Partie V – ANTICIPER
Titre 2 – Les limites à l’anticipation successorale
Chapitre III – La place laissée à l’autonomie de la volonté dans l’anticipation successorale

3561 La place laissée à l’autonomie de la volonté dans le cadre de l’anticipation successorale varie en droit interne d’un pays à l’autre. En termes de liberté de transmission, les pays de common law font figure de vainqueur. Cependant, il ne faut pas perdre de vue que les proches parents dans le besoin peuvent souvent bénéficier à l’encontre de la succession d’une action en vue d’obtenir une provision suffisante à leur subsistance ; il en est ainsi en Angleterre (provision for family and dependants Act 1975). De façon assez répandue aux États-Unis, mais non uniforme, le conjoint survivant a droit à une partie de la succession équivalant à un tiers en toute propriété en présence d’enfant(s) et à la moitié en l’absence de descendant. Si le testament prive le conjoint survivant de cette quotité ou la diminue, ce dernier pourra décider de recevoir cette part au lieu de la part prévue par le testament.

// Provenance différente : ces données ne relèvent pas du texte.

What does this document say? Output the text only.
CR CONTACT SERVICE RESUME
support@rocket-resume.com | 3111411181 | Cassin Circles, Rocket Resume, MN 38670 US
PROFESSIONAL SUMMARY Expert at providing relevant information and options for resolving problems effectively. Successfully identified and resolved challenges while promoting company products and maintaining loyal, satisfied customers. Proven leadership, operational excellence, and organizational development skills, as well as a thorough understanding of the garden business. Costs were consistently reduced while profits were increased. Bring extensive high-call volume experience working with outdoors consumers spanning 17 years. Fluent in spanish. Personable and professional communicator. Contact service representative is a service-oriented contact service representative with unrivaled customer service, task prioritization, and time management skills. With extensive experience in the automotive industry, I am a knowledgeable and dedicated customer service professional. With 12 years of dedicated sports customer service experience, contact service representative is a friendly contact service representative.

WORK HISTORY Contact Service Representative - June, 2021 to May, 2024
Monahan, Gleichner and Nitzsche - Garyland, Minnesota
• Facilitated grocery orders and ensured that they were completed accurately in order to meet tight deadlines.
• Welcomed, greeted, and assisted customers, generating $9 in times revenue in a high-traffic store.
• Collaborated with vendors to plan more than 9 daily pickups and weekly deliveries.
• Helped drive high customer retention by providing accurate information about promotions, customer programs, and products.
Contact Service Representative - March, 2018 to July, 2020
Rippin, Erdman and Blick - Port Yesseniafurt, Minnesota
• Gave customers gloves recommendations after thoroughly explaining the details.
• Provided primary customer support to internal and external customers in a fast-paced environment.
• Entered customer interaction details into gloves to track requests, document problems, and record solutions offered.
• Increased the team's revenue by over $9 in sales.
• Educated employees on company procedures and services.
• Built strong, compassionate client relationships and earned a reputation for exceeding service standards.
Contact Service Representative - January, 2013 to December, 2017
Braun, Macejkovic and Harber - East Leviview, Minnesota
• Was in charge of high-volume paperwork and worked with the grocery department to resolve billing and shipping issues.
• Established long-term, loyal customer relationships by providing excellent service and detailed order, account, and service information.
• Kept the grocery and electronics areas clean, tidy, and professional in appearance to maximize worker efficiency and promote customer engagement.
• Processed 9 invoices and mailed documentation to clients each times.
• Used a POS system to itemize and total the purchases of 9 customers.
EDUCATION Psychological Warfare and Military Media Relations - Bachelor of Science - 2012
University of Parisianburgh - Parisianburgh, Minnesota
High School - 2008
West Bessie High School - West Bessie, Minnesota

C’est pourquoi cette part est connue sous le nom d’elective share (la part de la succession que le conjoint survivant peut choisir de recevoir). Cette part varie dans sa consistance suivant les États : dans certains, il s’agira de la conférer au conjoint survivant en pleine propriété, dans d’autres, elle sera scindée pour partie en pleine propriété et pour partie sous forme de trust destiné à lui servir de revenus. Elle varie également quant à ses modalités de calcul, certaines législations tenant compte des donations et des trusts constitués par le défunt de son vivant, d’autres non. Parfois, elle est conditionnée à l’existence de jeunes enfants ou à une certaine durée du mariage. Généralement, toute tentative par le testateur de priver son conjoint de choix entre ces deux options pourra être attaquée pour fraude à la loi.

À l’opposé de ce système libéral, on trouve les systèmes de droit religieux et plus particulièrement le système musulman dans lequel la liberté de tester n’existe pas ou est très encadrée et peu utilisée, et où des incapacités à hériter en fonction de son appartenance religieuse existent. En effet, dans les pays appartenant au système « révélatif », c’est-à-dire ceux dans lesquels la révélation divine est à l’origine du droit, les parts revenant aux héritiers sont énoncées clairement dans les textes. Ainsi la sourate IV du Coran énumère les parts devant revenir à chacun ou chacune. Mais il convient de nuancer la place laissée à l’autonomie de la volonté suivant les pays en raison historiquement de leur appartenance à telle ou telle école, l’école hanéfite étant considérée comme la plus libérale (elle est représentée principalement dans les pays d’Asie centrale) et l’école hanbalite comme la plus intégriste (elle est représentée par des pays comme l’Arabie saoudite ou le Qatar). L’école malékite que l’on retrouve dans les pays du Maghreb, elle, accorde à côté du Coran une place importante à la coutume de Médine (ville du Prophète). Elle fait figure d’école historique et l’école chaféite est considérée comme une école modérée (on la retrouve en Afrique orientale). La possibilité d’effectuer des donations variera donc en fonction des pays. Lorsque ces donations seront autorisées, elles ne seront pas rapportables à la succession.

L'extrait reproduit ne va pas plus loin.